ALTERATIONS IN GUT MICROBIOTA COMPOSITION IN ADULT PATIENTS WITH FAMILIAL MEDITERRANEAN FEVER: A PILOT CASE-CONTROL STUDY

Nazife Şule YAŞAR BİLGE, Vicente PEREZ BROCAL, Timuçin KAŞİFOĞLU, Uğur BİLGE, Nilgün KAŞİFOĞLU, Andres MOYA, Ener Çağrı DİNLEYİCİ

Turkish Journal of Medical Sciences - 2026;56(3):801-807

Division of Rheumatology, Department of Internal Medicine, Faculty of Medicine, Eskişehir Osmangazi University, Eskişehir, Turkiye

 

Background/aim: Although familial Mediterranean fever (FMF) is a monogenic disease, recent evidence suggests that the gut microbiota may play a role in its pathogenesis or phenotypic expression. We conducted a pilot exploratory study to evaluate the intestinal microbiota composition in patients with FMF and compare it to that of healthy controls. Materials and methods: In this prospective cohort study, 10 adult patients with FMF receiving colchicine and 10 age- and sex-matched healthy controls were enrolled. Fecal samples were collected and stored at -80 dereceC until DNA extraction.
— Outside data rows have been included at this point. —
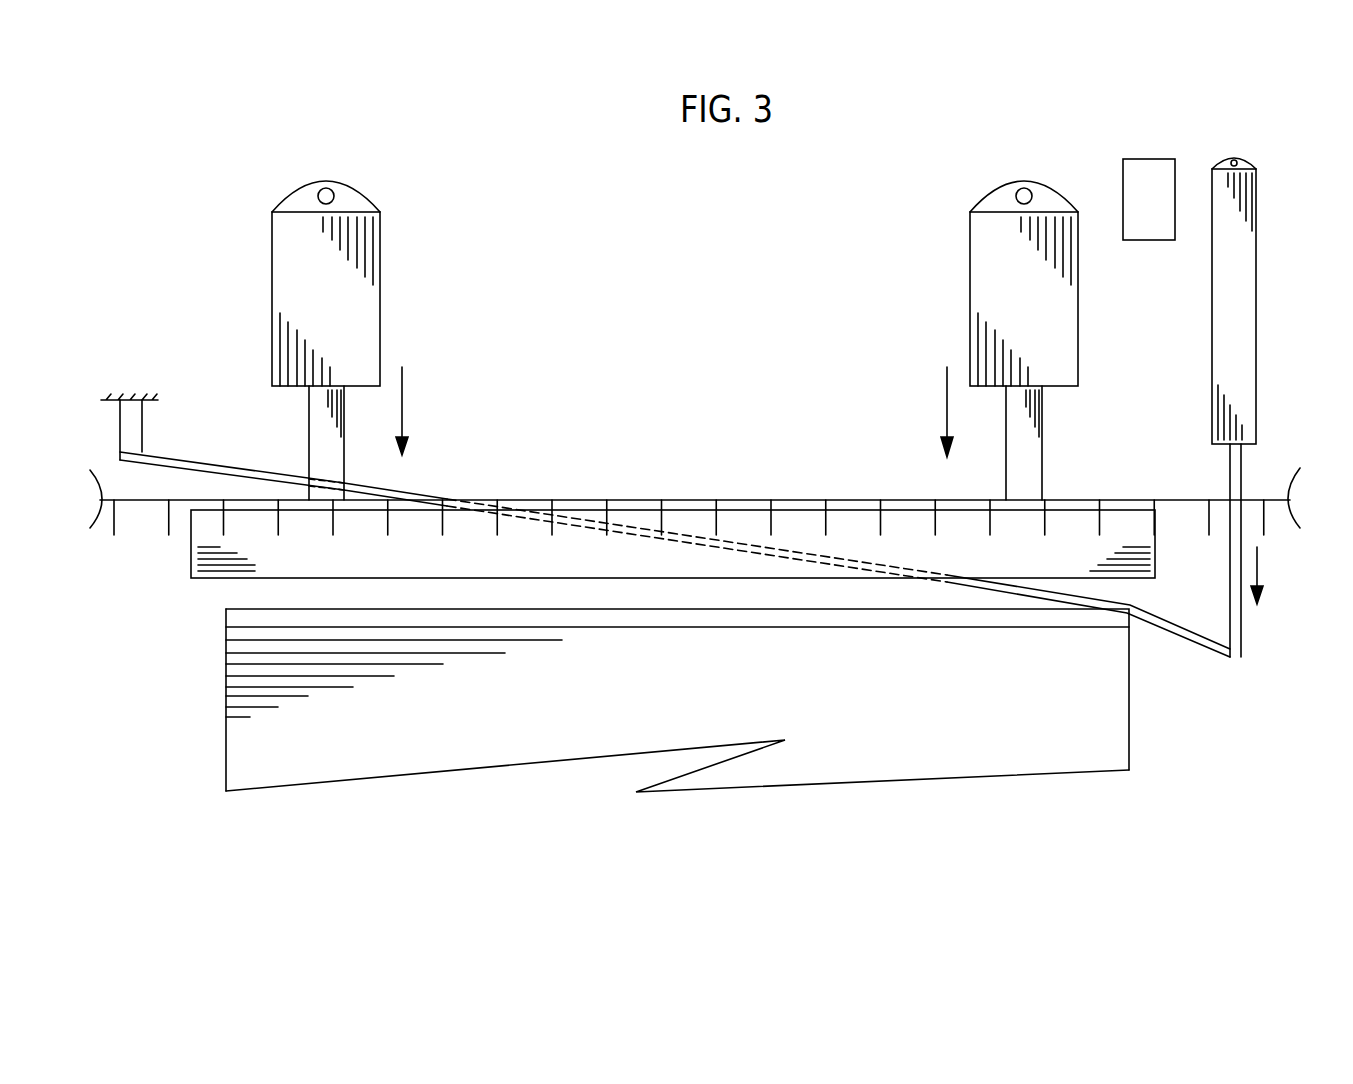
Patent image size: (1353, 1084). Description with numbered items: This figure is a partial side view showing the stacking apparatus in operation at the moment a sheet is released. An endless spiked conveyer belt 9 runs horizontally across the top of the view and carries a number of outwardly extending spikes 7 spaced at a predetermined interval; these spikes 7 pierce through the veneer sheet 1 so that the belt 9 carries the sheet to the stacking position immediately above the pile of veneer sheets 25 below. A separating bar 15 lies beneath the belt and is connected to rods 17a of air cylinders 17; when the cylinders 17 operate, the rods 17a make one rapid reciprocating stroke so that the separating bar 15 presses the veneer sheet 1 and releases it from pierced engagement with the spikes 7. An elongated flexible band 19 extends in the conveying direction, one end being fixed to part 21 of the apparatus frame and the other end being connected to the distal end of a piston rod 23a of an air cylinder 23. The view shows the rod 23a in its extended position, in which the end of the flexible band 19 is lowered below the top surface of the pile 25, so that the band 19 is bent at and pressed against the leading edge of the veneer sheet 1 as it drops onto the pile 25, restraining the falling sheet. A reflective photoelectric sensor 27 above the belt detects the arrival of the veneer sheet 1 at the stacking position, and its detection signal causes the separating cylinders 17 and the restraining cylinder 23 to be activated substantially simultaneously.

The veneer sheet 1 is at (637, 618).
The spikes 7 is at (168, 512).
The endless spiked conveyer belt 9 is at (640, 500).
The separating bar 15 is at (303, 552).
The air cylinder 17 is at (342, 313).
The rod 17a is at (328, 459).
The elongated flexible band 19 is at (240, 448).
The part of the frame 21 is at (142, 427).
The air cylinder 23 is at (1230, 293).
The piston rod 23a is at (1242, 618).
The pile of veneer sheets 25 is at (803, 706).
The sensor 27 is at (1145, 193).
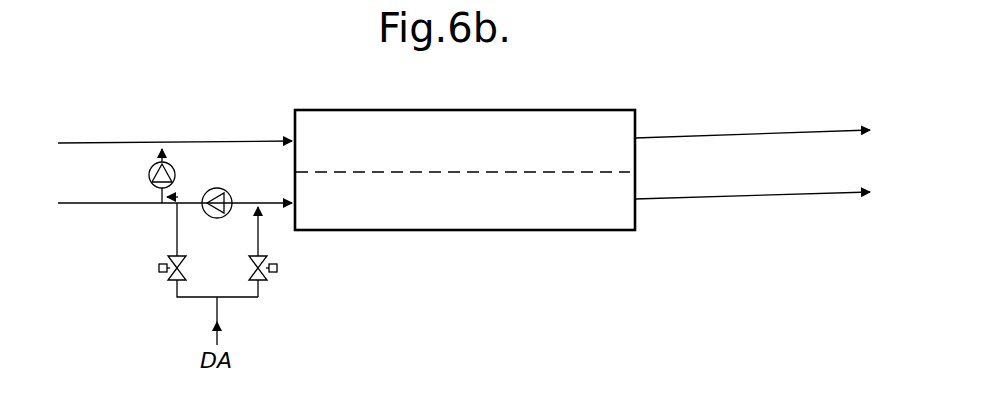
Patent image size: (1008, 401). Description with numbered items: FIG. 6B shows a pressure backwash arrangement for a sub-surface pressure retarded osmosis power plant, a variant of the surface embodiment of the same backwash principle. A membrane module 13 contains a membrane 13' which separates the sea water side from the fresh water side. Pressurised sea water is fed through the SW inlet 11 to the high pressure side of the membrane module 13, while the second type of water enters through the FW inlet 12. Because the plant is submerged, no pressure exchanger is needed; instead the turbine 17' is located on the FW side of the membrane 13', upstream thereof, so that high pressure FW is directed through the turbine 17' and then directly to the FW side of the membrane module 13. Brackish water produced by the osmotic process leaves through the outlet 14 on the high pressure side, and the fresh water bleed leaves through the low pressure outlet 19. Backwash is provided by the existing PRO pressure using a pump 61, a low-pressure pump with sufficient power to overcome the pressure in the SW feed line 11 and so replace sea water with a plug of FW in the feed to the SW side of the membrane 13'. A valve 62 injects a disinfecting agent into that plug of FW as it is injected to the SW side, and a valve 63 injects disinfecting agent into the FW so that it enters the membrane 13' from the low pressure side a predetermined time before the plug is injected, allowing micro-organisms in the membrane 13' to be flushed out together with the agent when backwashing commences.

The V3-V4 region of the 16S rRNA gene was amplified and sequencing was performed. Results: Alpha and beta diversity metrics were largely similar between FMF patients and the control group, except for the Chao 1 index, which was significantly reduced in the FMF group (p < 0.05), indicating lower species richness. Taxonomic analysis revealed differences in gut microbiota composition, notably an increased abundance of Eggerthella at the genus level. At the species level, Eggerthella sinensis and Eggerthella lenta were more prevalent in FMF patients. Conclusion: Our findings reveal distinct gut microbiota alterations in FMF patients, characterized by reduced microbial richness and particularly enrichment of Eggerthella, including E. lenta. These findings suggest a possible association between gut microbiota alterations and FMF. The small sample size of this study is a limitation, but further longitudinal studies with treatment-naïve patients, alongside functional analyses of microbial metabolites, are warranted to elucidate causal relationships and inform microbiome-based diagnostic or therapeutic strategies in FMF.